The firm of Joh. Enschedé en Zonen was established in Haarlem (Netherlands) in 1703. It is widely recognized as one of Holland’s finest printing houses. Enschedé prints banknotes and stamps for the Dutch government, fine art catalogues, and commercial high-quality work.

Enschedé started type manufacturing in 1743 after purchasing the foundry of Hendrik Wetstein. From its early years the typefoundry was the most important part of Enschedé’s business. The famous punchcutter Joan Michael Fleischman was employed there in the eighteenth century. Its type business flourished throughout the eighteenth and nineteenth centuries, and in the twentieth century the foundry achieved widespread international acclaim through the design and production of types by Sjoerd H. de Roos and Jan van Krimpen. In 1978, to celebrate their 275th anniversary, Enschedé commissioned Bram de Does, one of Holland’s leading typographers, to design a typeface specifically for phototypesetting. The result was Trinité, a face which clearly shows its provenance and which continues the tradition of type design established at Enschedé so many years before.

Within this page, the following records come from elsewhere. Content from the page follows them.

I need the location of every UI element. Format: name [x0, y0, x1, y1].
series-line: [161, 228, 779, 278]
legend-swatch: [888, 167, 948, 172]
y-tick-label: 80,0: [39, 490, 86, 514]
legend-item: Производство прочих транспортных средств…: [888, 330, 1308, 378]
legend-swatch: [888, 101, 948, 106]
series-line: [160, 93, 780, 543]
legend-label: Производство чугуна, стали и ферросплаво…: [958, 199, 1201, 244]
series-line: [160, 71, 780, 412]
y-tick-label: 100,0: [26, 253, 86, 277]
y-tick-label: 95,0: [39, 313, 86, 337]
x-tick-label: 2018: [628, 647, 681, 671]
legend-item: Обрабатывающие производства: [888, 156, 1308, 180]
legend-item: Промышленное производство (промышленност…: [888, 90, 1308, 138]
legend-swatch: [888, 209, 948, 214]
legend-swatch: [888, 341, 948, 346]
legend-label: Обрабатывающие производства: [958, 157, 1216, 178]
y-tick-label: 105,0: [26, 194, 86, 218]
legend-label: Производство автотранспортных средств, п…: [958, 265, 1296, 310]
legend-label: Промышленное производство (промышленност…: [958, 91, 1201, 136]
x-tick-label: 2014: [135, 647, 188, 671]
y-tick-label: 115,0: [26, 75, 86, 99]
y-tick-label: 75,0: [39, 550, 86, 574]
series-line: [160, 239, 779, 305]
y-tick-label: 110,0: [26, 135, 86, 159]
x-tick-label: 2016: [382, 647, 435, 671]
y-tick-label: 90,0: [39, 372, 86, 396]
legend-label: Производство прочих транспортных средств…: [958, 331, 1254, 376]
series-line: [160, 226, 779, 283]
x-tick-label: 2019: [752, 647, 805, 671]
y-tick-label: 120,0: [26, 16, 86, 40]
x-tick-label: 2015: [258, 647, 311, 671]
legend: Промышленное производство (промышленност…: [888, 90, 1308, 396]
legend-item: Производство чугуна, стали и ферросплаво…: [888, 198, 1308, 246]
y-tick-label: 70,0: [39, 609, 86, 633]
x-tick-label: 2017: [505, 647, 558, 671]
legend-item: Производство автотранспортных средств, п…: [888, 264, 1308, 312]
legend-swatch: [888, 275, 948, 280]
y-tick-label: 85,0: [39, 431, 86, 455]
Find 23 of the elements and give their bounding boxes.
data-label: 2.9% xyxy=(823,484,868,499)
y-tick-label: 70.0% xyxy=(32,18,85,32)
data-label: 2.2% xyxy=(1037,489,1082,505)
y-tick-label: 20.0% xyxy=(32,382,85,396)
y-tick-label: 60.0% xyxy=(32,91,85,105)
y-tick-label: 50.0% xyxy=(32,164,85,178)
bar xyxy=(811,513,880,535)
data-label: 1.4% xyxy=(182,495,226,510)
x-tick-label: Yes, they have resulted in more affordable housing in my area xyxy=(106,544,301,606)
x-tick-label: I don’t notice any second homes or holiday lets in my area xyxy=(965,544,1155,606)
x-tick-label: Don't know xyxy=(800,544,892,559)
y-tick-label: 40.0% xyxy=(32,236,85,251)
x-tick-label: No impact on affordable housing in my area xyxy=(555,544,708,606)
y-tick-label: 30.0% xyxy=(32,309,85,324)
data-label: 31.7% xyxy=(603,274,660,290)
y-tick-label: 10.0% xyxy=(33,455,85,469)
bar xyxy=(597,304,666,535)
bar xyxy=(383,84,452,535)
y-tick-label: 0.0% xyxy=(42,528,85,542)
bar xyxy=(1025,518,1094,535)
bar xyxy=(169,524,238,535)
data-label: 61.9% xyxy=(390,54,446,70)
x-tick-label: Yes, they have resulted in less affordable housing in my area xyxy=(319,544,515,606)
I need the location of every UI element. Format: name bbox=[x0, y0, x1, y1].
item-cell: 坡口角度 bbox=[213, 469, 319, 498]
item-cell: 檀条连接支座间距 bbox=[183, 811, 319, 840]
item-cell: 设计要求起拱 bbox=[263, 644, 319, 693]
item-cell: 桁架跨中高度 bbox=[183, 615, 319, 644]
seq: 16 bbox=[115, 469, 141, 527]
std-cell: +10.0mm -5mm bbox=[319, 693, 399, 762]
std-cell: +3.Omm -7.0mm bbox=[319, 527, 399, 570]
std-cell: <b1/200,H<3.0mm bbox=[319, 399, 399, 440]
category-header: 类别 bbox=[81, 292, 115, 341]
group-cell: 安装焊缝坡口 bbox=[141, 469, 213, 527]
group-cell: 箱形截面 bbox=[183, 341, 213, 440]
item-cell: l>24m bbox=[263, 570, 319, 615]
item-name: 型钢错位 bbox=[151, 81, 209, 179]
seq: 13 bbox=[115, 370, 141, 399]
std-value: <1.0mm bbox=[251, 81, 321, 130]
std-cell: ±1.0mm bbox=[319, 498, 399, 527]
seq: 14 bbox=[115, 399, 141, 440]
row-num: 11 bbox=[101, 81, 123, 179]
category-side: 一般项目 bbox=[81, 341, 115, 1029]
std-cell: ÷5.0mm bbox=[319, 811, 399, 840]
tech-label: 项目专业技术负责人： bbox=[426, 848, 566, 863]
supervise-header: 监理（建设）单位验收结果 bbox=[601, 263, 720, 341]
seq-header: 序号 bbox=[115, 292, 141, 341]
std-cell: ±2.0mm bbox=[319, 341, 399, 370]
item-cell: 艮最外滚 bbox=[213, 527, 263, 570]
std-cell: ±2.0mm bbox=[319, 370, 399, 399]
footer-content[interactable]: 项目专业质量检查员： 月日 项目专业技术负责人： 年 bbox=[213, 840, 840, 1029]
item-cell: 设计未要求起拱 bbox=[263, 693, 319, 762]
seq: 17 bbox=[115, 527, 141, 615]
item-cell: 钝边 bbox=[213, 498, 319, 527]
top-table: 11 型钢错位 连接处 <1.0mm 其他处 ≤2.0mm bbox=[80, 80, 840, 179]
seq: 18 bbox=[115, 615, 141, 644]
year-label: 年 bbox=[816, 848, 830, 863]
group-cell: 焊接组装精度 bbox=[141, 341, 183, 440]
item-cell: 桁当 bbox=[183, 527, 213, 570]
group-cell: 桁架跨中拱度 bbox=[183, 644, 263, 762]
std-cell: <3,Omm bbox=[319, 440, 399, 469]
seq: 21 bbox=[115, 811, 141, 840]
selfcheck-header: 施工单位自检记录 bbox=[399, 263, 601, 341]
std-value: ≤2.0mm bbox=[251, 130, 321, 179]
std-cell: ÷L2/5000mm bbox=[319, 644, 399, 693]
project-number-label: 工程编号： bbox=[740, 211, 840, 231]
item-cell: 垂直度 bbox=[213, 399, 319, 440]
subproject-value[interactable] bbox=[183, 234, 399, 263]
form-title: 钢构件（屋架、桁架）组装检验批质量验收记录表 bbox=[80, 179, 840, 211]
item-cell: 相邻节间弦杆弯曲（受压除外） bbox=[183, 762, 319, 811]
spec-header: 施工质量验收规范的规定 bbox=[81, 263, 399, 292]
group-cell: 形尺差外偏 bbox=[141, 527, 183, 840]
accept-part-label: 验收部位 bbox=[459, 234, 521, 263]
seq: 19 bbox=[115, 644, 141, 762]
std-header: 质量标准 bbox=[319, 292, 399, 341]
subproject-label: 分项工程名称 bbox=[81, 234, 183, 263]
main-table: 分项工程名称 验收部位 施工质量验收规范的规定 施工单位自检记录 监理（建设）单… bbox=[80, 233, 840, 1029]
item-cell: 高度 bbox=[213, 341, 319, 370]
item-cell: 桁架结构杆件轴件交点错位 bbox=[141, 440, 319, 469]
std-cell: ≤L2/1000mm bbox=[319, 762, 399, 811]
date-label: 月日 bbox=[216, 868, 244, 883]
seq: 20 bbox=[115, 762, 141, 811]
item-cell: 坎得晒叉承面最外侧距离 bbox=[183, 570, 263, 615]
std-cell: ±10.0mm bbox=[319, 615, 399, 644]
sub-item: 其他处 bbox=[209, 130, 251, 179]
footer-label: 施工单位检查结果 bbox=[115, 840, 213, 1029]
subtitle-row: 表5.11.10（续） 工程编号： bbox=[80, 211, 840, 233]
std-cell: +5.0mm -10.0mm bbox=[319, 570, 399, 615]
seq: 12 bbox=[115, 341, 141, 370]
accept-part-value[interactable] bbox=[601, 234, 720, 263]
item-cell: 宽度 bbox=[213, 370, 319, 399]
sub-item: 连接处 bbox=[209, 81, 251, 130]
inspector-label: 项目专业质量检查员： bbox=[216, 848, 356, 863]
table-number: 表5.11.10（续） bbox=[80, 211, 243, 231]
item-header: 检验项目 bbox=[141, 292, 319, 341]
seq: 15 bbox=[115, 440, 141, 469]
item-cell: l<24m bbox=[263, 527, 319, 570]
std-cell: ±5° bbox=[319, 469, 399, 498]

In 1991 Peter Matthias Noordzij established The Enschedé Font Foundry. His high standards of design and craftsmanship, his wide technical expertise, and his established skill as a type designer, made him ideally placed to continue Enschedé’s tradition of high-quality type design and manufacture using contemporary technology. He soon made Trinité available in the PostScript font format, and this was followed by Lexicon (1992) also by Bram de Does. Renard, by Fred Smeijers, based on the types of Hendrik van den Keere followed. Ruse, by Peter Matthias’s father, Gerrit Noordzij, and Collis, by his brother Christoph Noordzij were released in 2000.

Besides selling well designed and original typefaces to the general public, The Enschedé Font Foundry also does commissioned work on type, so called custom fonts.